Дверца приоткрылась:
– Сядешь?
– Нет, я только хотела спросить… Ты, значит, видел, как мы приехали на «Хендэ»?
– Конечно.
– Ты что, караулил тут, около этого дома?
– Нет. Что я, больной, тут торчать? Я за вами следил.
– Где?
– Хм… ну как тебе сказать… Везде! В том числе на Сурикова.
– Так ты все видел?
– Йес.
– А почему не вмешивался?
– Что бы ты с ним ни сделала, ты была в своем праве, а я не имел права тебе мешать, – отчеканил SF, и глаза его вновь утонули в тени козырька.
– Понятно…
Алёна повернулась и пошла дальше. Но на самом деле понятного было мало, поэтому через какое-то время она снова остановилась и снова оглянулась.
«Волга» была тут как тут. Дверца распахнулась.
– А почему Санча не заметила тебя, пока мы ехали с улицы Сурикова до Сенной? Если бы ты нас преследовал, она бы точно тебя засекла!
– Я вас не преследовал, – покачал головой SF. – Я и так знал, что вы приедете сюда. Поэтому я вас просто-напросто обогнал и встал так, чтобы меня не было видно.
– А откуда ты знал, что мы поедем именно сюда?
SF скрылся в кабине и пробурчал оттуда:
– Будем считать, что это маленькие хитрости большого мента.

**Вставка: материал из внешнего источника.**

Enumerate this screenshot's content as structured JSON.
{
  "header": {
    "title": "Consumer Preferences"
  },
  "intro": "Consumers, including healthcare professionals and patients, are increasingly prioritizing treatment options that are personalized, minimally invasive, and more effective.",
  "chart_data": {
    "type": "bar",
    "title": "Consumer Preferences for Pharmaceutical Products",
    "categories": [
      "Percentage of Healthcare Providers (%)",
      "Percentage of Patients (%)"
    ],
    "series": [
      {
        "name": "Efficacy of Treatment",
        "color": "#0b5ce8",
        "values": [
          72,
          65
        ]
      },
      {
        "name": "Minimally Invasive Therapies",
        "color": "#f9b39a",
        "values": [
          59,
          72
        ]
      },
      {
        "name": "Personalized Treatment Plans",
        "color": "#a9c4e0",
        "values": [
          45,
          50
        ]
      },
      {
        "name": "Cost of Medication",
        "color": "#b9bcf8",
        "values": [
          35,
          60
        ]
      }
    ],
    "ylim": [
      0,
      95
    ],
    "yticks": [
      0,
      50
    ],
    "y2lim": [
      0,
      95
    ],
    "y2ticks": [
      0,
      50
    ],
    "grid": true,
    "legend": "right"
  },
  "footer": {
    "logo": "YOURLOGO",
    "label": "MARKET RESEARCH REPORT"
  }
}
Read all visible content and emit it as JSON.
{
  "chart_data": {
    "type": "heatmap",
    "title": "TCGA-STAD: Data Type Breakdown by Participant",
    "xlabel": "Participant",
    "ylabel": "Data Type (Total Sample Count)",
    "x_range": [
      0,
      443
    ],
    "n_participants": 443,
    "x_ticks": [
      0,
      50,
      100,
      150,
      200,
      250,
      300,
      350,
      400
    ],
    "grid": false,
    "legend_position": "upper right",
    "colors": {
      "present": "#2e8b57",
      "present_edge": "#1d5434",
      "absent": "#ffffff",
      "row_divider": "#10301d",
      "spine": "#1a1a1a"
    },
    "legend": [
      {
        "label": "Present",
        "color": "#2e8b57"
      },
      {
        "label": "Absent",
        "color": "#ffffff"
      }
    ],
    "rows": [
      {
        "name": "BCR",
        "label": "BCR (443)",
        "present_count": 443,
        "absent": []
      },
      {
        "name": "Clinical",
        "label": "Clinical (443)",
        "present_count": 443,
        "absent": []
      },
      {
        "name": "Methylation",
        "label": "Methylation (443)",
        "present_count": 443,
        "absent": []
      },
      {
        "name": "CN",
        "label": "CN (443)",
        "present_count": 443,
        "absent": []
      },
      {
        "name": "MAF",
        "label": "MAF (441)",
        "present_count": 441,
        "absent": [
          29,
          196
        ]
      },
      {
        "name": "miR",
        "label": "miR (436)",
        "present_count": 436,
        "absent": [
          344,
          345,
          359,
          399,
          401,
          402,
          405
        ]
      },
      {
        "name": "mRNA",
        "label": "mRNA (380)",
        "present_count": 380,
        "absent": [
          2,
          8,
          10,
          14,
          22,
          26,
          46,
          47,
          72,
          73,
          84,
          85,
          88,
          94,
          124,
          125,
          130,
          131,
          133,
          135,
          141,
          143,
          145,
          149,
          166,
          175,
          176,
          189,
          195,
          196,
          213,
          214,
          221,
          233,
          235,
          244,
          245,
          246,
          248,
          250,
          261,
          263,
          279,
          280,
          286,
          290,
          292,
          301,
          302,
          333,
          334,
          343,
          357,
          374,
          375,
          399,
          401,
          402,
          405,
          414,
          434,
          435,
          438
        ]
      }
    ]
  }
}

– Ну, – смерила его взглядом Алёна, – ты не такой уж большой.
– Ладно, пусть будут большие хитрости маленького мента, – покладисто сказал SF.
– Да, – усмехнулась Алёна, – теперь понятно, почему ты назвал себя в привате «некто в сером», а также понятно, почему ты ходил бесплатно лечить зубы.
Воцарилась тишина.
– Не понял… – осторожно сказал SF. – А впрочем, понял! Значит, Бэкингем – это ты?
– Плюс многа! – сказала Алёна искренне. – Ты что, тоже хакер? Ты подобрался к моей почте и…
– Нет, я просто догадался, – признался из недр «Волги» SF. – Причем только сейчас. А почту твою, вернее, мудака Бэкингема, я как раз сегодня попросил сломать одного человека. Он начал, да наткнулся… Кстати, а почему ты сказала: «тоже хакер»? Кто еще хакер? Ты, что ли?